Drayse-Alonso's engagement with mokuhanga connects her to a tradition that offers qualities fundamentally distinct from Western printmaking methods. The water-based process produces prints with translucent color, soft atmospheric effects, and an integration of image and paper surface that results from pigments being absorbed into rather than deposited onto the washi fibers. The technique demands sensitivity to environmental conditions -- humidity, temperature, the moisture content of the paper -- that makes each printing session a responsive dialogue between artist and materials.
As part of the American mokuhanga community, Drayse-Alonso contributes to a movement that has transformed water-based woodblock printing from a specialized area of Asian art studies into a living practice embraced by artists across the Western Hemisphere for its aesthetic possibilities, environmental sustainability, and the contemplative discipline of its process.
The growth of mokuhanga in America has been supported by an expanding infrastructure of workshops, artist groups, material suppliers, and exhibition venues. Organizations like the International Mokuhanga Association maintain connections between American practitioners and the global community, while local and regional groups provide peer support, critique opportunities, and shared studio access. Drayse-Alonso's participation in the IMC Americas exhibition connects her practice to this broader network, placing her work in dialogue with mokuhanga artists from across the hemisphere and around the world.
Key Facts
- Nationality
- 🇺🇸United States
- Movement
- Contemporary Mokuhanga
- Works Indexed
- 1
Frequently Asked Questions
Dianne Drayse-Alonso is an American mokuhanga artist who works with the traditional Japanese technique of water-based woodblock printing. Based in the United States, she has established herself as an active participant in the international mokuhanga community through exhibition at major conferences that bring together practitioners from around the world.

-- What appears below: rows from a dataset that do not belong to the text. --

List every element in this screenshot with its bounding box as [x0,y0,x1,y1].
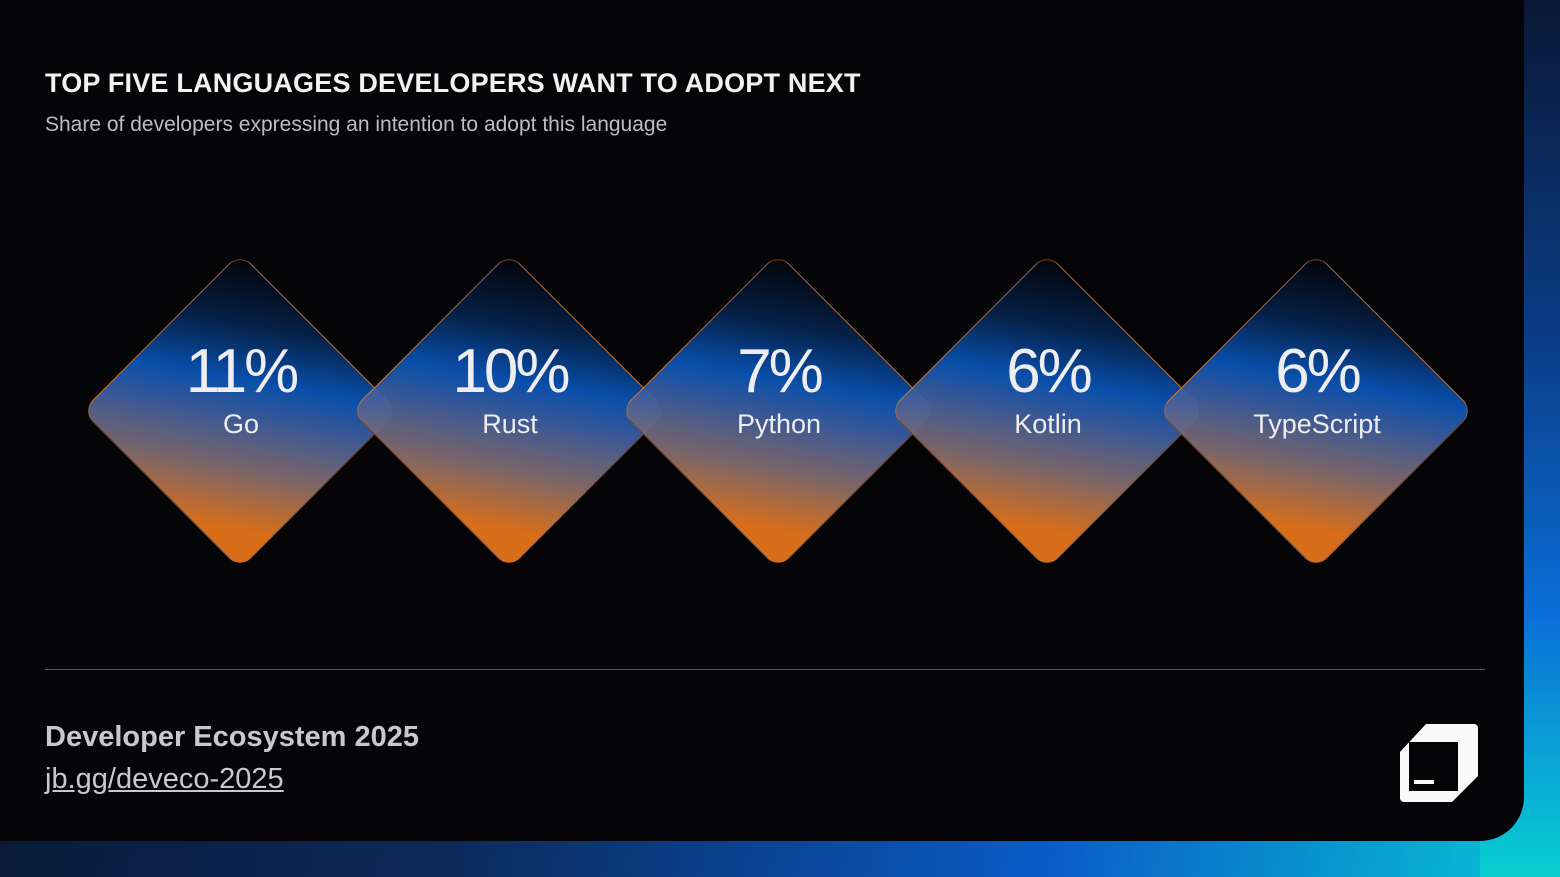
footer-title: Developer Ecosystem 2025 [45,721,419,753]
category-label: Python [736,409,822,439]
divider [45,669,1485,670]
value-label: 10% [452,337,570,406]
diamond-label-rust: 10% Rust [352,336,668,440]
report-link[interactable]: jb.gg/deveco-2025 [45,763,284,795]
diamond-label-go: 11% Go [83,336,399,440]
category-label: TypeScript [1253,409,1381,439]
diamond-label-python: 7% Python [621,336,937,440]
category-label: Kotlin [1014,409,1082,439]
value-label: 7% [737,337,824,406]
value-label: 11% [185,337,300,406]
value-label: 6% [1006,337,1093,406]
category-label: Rust [482,409,538,439]
category-label: Go [222,409,260,439]
diamond-label-typescript: 6% TypeScript [1159,336,1475,440]
jetbrains-logo-icon [1400,724,1478,802]
chart-title: TOP FIVE LANGUAGES DEVELOPERS WANT TO AD… [45,68,861,98]
chart-subtitle: Share of developers expressing an intent… [45,113,668,136]
value-label: 6% [1275,337,1362,406]
diamond-label-kotlin: 6% Kotlin [890,336,1206,440]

Dianne Drayse-Alonso's work was shaped by the Contemporary Mokuhanga tradition in Japanese woodblock printmaking. Contemporary Mokuhanga: Contemporary mokuhanga (literally "wood-block print") encompasses artists working from approximately 1970 to the present who continue or reinvent traditional Japanese woodblock printing techniques.
Dianne Drayse-Alonso is a contemporary printmaker working in the mokuhanga (Japanese woodblock) tradition. Their work contributes to the living tradition of Japanese woodblock printing. Prices for contemporary mokuhanga prints range from $100 for smaller works to $1,500 for major compositions. Most prints sell in the $180–$600 range. The global mokuhanga community has been growing, with increasing exhibition opportunities and collector interest. Contemporary mokuhanga represents an affordable entry point for collectors.